A morte não é criatura, não é
criação, não tem essência própria. Ela não possui corpo nem voz. Ela é
apenas ausência de vida, vazio, silêncio que se instala quando a presença
se retira. É sombra que se estende quando a luz se oculta, que só existe quando
o sol se esconde e a presença se afasta. É o deserto que surge fora do
rio. Não foi criada por Deus como fim, nem faz parte de seu plano
original. Ela é consequência — consequência da separação, da escolha humana, do
pecado que rompeu a comunhão com a Fonte da vida.
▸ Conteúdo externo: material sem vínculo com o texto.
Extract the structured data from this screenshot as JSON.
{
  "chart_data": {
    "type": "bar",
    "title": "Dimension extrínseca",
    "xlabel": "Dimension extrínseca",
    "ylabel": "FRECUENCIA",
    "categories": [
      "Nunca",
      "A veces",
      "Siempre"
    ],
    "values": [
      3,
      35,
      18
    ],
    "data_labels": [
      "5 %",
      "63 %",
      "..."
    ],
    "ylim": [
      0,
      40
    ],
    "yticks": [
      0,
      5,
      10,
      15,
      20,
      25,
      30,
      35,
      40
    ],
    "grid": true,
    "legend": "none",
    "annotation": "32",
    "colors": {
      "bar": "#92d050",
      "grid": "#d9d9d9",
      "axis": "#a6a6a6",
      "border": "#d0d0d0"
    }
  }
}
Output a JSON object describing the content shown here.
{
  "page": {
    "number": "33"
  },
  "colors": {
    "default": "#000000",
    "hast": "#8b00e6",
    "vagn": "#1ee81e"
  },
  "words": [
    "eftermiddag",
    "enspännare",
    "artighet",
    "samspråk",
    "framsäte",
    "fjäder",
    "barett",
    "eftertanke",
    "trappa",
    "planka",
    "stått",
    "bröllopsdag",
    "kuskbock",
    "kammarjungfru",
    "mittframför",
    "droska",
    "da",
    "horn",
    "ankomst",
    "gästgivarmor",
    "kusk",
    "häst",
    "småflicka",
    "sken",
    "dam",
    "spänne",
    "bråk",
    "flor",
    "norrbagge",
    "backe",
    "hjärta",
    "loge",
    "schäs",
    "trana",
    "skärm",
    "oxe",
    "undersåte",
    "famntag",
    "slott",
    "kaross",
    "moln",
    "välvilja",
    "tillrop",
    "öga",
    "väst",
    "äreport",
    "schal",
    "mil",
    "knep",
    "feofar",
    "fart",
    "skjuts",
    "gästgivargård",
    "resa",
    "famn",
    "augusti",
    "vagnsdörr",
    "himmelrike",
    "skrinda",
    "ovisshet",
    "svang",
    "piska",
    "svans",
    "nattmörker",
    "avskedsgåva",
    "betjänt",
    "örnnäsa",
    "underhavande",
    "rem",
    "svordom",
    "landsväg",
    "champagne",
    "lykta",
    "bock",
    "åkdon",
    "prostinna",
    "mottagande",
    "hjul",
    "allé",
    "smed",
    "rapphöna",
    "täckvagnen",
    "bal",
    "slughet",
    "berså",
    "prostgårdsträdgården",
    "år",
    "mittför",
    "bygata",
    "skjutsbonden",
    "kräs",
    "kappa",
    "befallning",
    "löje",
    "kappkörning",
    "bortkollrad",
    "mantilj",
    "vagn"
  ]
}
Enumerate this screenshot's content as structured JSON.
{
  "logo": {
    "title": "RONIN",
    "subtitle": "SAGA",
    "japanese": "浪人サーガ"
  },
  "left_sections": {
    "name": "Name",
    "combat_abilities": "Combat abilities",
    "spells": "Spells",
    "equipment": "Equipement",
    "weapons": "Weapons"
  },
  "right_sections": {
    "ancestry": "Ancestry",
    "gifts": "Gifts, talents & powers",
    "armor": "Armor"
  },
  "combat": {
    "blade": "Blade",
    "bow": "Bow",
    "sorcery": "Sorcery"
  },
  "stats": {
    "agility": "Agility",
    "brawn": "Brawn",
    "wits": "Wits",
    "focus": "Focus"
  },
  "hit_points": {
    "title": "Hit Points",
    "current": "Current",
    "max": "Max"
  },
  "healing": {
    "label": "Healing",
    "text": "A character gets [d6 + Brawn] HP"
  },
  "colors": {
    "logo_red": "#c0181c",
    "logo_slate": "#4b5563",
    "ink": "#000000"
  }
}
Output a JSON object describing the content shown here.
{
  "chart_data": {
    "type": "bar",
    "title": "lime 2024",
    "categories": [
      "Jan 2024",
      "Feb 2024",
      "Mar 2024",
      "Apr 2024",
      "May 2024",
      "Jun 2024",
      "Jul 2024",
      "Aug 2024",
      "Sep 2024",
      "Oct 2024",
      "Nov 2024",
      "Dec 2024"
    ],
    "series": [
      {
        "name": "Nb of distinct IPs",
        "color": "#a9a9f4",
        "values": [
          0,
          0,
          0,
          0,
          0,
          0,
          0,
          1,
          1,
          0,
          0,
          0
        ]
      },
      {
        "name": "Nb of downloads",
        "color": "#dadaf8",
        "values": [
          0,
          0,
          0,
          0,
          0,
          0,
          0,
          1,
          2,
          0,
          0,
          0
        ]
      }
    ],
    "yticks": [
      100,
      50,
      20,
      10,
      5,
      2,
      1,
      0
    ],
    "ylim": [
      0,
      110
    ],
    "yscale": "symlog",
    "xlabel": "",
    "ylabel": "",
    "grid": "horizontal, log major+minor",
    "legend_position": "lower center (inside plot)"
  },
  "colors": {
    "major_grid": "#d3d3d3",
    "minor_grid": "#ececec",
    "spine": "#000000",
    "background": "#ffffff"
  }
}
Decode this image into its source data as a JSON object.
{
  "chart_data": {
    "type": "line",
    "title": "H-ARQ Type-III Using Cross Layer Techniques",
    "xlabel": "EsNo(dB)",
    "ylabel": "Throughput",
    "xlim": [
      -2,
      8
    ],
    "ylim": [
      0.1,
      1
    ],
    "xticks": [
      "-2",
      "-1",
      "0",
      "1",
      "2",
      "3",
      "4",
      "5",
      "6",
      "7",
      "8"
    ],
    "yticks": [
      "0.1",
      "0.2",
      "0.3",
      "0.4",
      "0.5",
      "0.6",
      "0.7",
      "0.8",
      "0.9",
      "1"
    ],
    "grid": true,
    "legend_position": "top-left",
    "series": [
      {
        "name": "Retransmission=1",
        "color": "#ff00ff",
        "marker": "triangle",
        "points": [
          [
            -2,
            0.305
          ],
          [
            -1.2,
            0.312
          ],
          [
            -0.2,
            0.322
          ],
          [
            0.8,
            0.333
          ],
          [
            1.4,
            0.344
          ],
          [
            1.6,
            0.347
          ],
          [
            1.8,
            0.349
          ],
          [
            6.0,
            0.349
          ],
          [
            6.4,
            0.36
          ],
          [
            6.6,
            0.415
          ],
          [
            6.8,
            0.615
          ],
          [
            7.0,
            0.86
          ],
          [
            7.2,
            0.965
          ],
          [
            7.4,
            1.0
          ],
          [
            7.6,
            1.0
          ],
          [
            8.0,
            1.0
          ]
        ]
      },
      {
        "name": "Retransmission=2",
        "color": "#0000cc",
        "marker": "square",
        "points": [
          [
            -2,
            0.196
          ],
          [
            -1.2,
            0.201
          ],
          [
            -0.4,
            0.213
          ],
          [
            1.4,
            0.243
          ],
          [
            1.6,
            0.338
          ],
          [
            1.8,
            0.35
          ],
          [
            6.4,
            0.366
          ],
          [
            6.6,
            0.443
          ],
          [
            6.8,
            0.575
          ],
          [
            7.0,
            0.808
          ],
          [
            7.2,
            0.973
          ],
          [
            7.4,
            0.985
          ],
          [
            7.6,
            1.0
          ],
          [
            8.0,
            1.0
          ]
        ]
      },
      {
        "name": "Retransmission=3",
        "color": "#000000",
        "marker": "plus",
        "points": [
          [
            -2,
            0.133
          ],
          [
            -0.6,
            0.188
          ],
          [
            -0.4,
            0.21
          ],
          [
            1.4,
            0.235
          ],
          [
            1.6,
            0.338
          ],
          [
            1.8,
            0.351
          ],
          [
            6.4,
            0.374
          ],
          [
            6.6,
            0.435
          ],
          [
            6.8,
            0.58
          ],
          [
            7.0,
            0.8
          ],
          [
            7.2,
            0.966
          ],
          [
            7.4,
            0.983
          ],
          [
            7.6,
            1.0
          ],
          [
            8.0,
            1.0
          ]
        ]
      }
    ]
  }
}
Mas mesmo nesse vazio, Deus está.
A morte, por mais intrusa que pareça, não tem domínio sobre a vida que vem
d’Ele. A morte revela o espaço que o homem perdeu, a fragilidade da forma, o
eco do silêncio. E é justamente nesse espaço que Deus derrama Sua vida eterna e
abundante, que preenche o vazio e transforma a ausência em presença. A morte,
então, é bem-vinda, não como inimiga, mas como travessia, como porta que
se abre para a vida plena. É a ausência que permite a presença plena de Deus. A morte, assim, é ao mesmo tempo consequência
e oportunidade: consequência da ruptura humana, oportunidade para que a graça
divina se manifeste. O homem não fica vazio. O vazio não persiste. A ausência
não domina. A Vida divina preenche, restaura e transborda.
Assim como a cruz é o remédio
para o pecado, a morte cumpre sua função dentro da graça de Deus: é o remédio
que redime, espaço para a vida abundante de Deus. Na obra divina ela revela,
mostra o vazio, a ausência, a fragilidade do homem, mas que não tem
domínio sobre a vida divina. Ao contrário, ela permite que a vida se
manifeste. Deus não se alegra na morte, no vazio, na solidão, na separação ou
na ausência que ela traz. Ele preenche, corrige, transforma. Onde a morte deixa
espaço, Deus insere Sua vida abundante, eterna, inextinguível. A morte é
travessia, é sombra que, ao encontrar a luz, revela a glória da vida eterna. É
silêncio que se enche de canto, ferida que se converte em caminho, noite que
anuncia o amanhecer.
Cada homem está ordenado a morrer
— esse é o desígnio temporal —, e a morte deve ser reconhecida com consciência.
Mas reconhecer não é temer. Não é aceitar que a ausência seja definitiva. Ao
contrário: é saber que, no momento em que ela se manifesta, Deus entra e
preenche o vazio com Sua vida, assim como o Filho de Deus, ao ressuscitar, “dissipou
a morte” como poder de separação.
Atravessá-la não é perder, mas
descobrir que nada pode separar a essência humana da vida eterna. É a travessia
que revela o infinito, a ausência que se converte em plenitude, o silêncio que
se enche do sopro divino.
E então, diante da morte, podemos
chorar e alegrar-nos: chorar pela forma que se desfaz, que se vai,
alegrar-nos pela vida que permanece, que se revela, pelo sopro que preenche,
pela luz que jamais se extingue, pela vida que jamais se ausenta. O corpo se desfaz, a forma se curva, mas o
espírito que se une a Deus se ergue. Cada instante de ausência é preenchido com
presença; cada sombra, com luz; cada vazio, com o sopro divino.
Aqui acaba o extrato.